Now, it's a shame that millions of Americans are so dumb or indifferent that they'll hear something like that and respond, "Right on."
And of course, Obama frames his socialist policies as the natural outcome of the Black civil rights movement, effectively putting his policies beyond the realm of criticism in polite society.
Lest we care to invite charges of "racism," we can never, for example, question the words and actions of Martin Luther King Jr., even when he plagiarized his doctoral thesis, cheated on his wife or, like Obama, advocated Marxist economics.
Meanwhile, civil rights activists are lauded to this day for essentially questioning the very notion of private property. (Being a man with a sense of principle and history, Barry Goldwater defied popular fashion and voted against the 1964 Civil Rights Act, for the sound reason that "he believed, as a conservative, that the federal government did not have the power to compel states to conform to its idea of racial equality, or to dictate to individuals whom they must associate with" -- and because he was "convinced that the Constitution offered him no other honorable choice."
We can only pray that any misguided citizens who are mindlessly cheering on Obama's socialist plans are as lazy in their political lives as they are in its other aspects, and are too "busy" sleeping, eating junk food and watching TV to actually go out and vote on November 4.

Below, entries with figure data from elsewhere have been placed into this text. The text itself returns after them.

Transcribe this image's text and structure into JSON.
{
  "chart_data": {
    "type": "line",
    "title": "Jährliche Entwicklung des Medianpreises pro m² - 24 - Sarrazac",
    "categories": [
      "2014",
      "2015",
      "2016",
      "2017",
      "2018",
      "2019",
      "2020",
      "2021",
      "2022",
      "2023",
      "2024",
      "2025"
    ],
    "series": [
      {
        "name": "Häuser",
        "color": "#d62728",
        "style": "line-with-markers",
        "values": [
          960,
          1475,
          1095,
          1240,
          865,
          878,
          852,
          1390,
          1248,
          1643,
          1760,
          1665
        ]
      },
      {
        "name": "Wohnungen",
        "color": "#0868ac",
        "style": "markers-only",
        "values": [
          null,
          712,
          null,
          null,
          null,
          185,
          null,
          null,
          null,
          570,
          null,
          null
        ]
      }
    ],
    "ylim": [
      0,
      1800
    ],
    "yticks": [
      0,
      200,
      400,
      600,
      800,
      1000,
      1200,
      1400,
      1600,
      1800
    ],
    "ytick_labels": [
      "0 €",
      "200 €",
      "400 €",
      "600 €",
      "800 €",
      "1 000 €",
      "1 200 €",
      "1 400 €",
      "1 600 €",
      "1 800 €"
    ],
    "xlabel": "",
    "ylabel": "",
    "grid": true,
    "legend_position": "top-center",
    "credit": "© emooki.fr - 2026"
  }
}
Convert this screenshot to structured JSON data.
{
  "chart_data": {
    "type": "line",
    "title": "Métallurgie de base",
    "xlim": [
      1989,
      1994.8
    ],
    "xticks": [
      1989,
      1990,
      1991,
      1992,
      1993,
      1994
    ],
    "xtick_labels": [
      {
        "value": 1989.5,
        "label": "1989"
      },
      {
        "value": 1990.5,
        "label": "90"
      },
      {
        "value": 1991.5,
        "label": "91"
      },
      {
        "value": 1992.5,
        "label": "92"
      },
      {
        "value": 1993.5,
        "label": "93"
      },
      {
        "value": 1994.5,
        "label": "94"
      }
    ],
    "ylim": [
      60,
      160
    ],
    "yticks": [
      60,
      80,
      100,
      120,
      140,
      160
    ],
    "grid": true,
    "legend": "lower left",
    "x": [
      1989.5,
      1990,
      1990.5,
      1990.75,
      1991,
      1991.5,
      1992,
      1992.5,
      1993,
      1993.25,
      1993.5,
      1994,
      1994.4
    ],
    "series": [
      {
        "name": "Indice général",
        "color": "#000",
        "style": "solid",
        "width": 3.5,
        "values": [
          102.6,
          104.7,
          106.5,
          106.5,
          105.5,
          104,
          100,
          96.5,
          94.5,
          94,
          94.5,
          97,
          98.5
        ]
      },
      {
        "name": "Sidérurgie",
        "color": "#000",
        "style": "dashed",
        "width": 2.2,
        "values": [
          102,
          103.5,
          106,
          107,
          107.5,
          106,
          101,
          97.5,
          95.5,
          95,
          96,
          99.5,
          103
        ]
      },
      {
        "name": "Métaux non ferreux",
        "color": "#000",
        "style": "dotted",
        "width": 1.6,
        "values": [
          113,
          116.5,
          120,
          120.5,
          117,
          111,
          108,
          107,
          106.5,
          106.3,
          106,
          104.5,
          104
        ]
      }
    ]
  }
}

As the Campaign Spot puts it:
Obama's calm baritone can make anything sound reasonable, even a frustrated lament that "the Supreme Court never ventured into the issues of redistribution of wealth" (...) If Obama read aloud William Ayers' memoir Fugitive Days, many listeners would nod in appreciation of the poetic contrast between the blue sky and the singing birds in the description of the day the Pentagon was bombed.